US President Joe Biden and Chinese leader Xi Jinping are expected to hold a virtual summit on Monday, the sources said, amid tensions over trade, human rights and military activities.

Washington and Beijing have been discussing issues from the origins of the COVID-19 pandemic to the expansion of China’s nuclear arsenal. US officials believe that direct engagement with Xi is the best way to prevent the relationship between the world’s two largest economies from escalating into conflict.

The White House declined to comment on Thursday, and Chinese officials had no immediate comment.

Separately, Biden is expected to address the Asia Pacific Economic Conference leaders’ summit in an online appearance Friday morning.

Xi is likely to invite Biden to attend the 2022 Winter Olympics in Beijing, CNBC reported Thursday, citing two people familiar with the matter.

Such a request could put the US president in an uncomfortable situation while pressing China on human rights. Biden is unlikely to go to Beijing for any kind of meeting; the president of the United States did not attend the Summer Olympics in Tokyo, a key ally of the United States.

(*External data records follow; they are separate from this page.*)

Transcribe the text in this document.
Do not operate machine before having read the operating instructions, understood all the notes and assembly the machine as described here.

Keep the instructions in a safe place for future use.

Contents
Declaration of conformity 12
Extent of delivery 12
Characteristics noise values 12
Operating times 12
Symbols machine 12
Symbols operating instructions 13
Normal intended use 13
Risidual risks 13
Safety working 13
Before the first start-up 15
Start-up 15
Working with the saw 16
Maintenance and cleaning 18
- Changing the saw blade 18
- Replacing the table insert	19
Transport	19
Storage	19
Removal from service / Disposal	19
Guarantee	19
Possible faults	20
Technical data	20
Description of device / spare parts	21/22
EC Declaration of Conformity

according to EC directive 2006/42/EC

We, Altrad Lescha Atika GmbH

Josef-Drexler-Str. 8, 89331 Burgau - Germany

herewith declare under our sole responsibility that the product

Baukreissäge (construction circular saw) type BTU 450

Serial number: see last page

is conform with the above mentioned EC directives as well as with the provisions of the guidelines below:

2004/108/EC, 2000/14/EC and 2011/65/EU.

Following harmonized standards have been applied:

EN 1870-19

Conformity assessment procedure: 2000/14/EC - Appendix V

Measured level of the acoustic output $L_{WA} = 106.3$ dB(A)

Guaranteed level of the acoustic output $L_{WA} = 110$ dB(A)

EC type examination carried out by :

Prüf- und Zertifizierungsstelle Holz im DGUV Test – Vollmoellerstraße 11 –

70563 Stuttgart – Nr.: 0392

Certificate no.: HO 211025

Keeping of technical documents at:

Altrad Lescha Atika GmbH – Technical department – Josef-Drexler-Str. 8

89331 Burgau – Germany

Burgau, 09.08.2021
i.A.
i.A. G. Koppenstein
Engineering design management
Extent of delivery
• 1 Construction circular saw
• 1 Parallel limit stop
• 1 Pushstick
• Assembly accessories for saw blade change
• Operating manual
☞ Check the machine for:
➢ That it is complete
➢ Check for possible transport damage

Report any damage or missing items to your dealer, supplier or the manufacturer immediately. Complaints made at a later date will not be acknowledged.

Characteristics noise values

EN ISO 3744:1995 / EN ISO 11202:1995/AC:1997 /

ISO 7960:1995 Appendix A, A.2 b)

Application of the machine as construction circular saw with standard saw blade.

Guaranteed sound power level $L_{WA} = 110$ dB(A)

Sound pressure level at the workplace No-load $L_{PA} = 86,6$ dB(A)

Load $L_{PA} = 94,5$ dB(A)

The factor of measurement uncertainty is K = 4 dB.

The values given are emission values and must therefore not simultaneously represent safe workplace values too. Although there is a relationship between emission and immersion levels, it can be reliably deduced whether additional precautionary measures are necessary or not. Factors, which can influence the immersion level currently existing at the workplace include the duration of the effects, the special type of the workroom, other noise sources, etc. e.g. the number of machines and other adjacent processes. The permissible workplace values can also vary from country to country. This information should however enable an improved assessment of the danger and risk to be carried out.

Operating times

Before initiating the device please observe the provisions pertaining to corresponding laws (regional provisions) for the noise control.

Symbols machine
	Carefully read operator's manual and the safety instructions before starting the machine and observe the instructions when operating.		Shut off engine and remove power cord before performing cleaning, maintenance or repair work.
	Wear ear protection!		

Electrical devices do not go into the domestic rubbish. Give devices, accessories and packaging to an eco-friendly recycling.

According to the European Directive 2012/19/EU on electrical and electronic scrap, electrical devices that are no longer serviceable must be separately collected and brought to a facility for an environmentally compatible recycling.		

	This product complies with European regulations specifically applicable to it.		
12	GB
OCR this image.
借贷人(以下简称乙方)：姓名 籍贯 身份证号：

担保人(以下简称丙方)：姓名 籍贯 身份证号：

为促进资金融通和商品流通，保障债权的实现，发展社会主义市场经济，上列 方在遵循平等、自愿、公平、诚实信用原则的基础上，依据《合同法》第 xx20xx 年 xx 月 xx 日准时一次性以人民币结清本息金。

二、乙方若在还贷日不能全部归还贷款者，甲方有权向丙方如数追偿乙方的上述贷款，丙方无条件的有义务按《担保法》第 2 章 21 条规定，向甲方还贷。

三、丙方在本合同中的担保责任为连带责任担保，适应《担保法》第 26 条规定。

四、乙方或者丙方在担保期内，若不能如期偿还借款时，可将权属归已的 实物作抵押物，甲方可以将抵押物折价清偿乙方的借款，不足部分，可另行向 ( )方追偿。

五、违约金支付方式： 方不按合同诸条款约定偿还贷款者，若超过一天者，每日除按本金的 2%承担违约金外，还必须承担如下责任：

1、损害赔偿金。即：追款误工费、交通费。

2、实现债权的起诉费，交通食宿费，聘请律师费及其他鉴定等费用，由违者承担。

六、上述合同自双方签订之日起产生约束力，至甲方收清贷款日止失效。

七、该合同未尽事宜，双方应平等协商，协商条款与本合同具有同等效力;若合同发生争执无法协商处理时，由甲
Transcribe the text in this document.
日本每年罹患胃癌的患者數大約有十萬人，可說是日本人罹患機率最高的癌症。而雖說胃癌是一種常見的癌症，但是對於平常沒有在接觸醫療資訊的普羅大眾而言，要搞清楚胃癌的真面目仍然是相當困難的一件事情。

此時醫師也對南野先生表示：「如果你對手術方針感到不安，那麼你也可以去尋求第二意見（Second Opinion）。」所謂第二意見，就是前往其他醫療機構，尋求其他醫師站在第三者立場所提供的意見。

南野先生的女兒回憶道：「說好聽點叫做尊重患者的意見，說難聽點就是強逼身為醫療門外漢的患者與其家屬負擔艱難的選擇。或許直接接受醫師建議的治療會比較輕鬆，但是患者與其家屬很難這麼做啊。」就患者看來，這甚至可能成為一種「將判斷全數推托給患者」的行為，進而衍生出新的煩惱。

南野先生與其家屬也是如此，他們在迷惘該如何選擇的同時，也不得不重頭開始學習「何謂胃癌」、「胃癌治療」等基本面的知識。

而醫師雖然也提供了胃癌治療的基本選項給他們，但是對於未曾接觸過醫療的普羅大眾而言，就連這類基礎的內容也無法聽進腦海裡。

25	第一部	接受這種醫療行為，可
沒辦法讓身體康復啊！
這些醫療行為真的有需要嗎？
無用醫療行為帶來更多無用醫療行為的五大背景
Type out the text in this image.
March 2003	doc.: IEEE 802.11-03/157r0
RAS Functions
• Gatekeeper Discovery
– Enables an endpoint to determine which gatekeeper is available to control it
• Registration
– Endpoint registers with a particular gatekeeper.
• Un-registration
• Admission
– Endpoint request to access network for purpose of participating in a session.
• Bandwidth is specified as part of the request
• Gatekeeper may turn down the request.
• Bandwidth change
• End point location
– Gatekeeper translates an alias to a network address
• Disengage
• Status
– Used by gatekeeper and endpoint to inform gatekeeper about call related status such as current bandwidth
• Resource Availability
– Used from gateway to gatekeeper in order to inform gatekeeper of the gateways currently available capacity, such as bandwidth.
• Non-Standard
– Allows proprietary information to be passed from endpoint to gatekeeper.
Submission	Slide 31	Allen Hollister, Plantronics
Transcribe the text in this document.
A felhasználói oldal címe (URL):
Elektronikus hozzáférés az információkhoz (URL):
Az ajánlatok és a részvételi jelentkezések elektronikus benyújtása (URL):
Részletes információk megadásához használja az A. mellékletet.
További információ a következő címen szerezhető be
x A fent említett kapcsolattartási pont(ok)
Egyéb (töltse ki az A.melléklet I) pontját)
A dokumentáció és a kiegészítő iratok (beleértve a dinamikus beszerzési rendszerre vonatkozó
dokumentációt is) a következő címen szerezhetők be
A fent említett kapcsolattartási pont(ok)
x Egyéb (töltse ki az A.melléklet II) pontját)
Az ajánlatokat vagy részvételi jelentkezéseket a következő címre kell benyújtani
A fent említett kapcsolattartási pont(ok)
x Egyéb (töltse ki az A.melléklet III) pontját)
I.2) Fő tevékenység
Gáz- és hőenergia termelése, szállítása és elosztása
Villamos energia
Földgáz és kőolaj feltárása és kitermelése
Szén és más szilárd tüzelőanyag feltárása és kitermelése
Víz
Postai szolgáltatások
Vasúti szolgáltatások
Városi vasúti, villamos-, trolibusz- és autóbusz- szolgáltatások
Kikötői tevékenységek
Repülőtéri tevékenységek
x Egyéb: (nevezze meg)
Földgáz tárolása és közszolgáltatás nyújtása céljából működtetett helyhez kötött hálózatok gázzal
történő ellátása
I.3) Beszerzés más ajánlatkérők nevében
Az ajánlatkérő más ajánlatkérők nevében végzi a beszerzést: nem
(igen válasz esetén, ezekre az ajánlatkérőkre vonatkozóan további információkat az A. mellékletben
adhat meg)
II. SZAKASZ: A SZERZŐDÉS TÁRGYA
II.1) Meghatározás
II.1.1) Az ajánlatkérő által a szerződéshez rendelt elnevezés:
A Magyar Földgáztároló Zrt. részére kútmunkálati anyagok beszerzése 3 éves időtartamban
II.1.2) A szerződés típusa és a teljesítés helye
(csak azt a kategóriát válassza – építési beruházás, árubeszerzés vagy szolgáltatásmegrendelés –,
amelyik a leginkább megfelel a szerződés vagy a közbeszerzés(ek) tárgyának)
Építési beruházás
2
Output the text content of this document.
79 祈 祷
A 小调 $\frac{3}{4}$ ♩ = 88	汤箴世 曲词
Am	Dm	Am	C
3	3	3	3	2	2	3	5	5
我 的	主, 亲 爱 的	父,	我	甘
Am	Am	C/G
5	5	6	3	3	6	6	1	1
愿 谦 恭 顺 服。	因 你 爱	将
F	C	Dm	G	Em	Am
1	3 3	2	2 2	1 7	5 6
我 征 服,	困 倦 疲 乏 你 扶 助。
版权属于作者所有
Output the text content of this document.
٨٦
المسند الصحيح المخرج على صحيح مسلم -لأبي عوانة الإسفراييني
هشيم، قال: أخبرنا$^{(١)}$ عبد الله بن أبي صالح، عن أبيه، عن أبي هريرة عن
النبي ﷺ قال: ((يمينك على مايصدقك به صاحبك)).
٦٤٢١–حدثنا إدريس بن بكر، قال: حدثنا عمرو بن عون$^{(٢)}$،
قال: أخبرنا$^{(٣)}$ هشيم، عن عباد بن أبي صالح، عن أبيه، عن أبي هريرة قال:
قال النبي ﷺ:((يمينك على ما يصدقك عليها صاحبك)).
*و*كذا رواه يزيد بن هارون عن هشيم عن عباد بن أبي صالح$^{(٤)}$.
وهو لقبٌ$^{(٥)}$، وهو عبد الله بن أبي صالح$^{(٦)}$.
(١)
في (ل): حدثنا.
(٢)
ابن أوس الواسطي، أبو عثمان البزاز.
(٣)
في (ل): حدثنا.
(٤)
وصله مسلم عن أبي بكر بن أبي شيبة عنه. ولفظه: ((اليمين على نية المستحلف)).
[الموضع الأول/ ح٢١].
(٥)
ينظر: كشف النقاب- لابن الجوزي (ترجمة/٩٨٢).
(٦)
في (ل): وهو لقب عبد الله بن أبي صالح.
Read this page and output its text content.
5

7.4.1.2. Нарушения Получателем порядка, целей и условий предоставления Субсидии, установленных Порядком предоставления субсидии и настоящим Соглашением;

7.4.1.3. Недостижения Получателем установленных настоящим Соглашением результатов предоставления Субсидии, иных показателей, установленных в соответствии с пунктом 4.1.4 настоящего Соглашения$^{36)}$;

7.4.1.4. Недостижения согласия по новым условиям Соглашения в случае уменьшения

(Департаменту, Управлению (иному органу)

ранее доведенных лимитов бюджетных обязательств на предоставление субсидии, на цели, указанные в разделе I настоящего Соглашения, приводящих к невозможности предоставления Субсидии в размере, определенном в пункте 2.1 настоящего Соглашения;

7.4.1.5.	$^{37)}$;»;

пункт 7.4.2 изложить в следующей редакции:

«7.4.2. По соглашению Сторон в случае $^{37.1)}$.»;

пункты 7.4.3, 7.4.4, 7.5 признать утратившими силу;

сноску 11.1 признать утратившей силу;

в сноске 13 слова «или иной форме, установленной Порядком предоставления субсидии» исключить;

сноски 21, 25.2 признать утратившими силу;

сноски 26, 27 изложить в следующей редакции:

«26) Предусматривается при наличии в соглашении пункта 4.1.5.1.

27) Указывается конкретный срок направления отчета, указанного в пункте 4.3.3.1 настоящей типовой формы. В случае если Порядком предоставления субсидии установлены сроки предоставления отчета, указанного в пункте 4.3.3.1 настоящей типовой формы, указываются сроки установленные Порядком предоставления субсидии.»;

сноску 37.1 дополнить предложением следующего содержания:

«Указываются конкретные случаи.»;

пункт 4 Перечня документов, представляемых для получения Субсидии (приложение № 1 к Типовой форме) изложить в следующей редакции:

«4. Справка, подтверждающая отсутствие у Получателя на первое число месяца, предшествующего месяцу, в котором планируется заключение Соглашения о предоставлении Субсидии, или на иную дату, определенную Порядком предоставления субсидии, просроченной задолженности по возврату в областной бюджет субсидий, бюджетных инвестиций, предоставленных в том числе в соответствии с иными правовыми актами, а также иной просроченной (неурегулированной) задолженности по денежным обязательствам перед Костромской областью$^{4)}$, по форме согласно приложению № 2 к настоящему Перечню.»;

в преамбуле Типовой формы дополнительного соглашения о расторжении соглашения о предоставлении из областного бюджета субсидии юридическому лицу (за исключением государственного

Biden and Xi last spoke on September 9, a 90-minute conversation that, according to a senior US official, focused on economic issues, climate change and COVID-19.

Biden has been eager to hold face-to-face talks with Xi to try to reduce tensions with Beijing over Taiwan and a host of other issues.

US officials wanted Biden to meet Xi on the sidelines of a G20 summit in Rome two weeks ago, but Xi has not traveled outside of China since the pandemic broke out 21 months ago. On Wednesday, the two countries unveiled a framework agreement at the UN climate conference in Scotland aimed at boosting cooperation to tackle climate change.

Biden-Xi’s latest virtual meeting was originally agreed to last month during talks in Zurich between US national security adviser Jake Sullivan and China’s top diplomat Yang Jiechi. The White House said Sullivan expressed concern about Chinese actions in the South China Sea, as well as human rights and Beijing’s positions on Hong Kong, Xinjiang and Taiwan.

A senior administration official said there was nothing to announce yet. “We have an agreement in principle to have a virtual bilateral meeting before the end of the year. Discussions are taking place at the working level to confirm the details,” the official said.

The White House has characterized the upcoming meeting as part of the United States’ ongoing efforts to “responsibly manage” the competition between the two countries.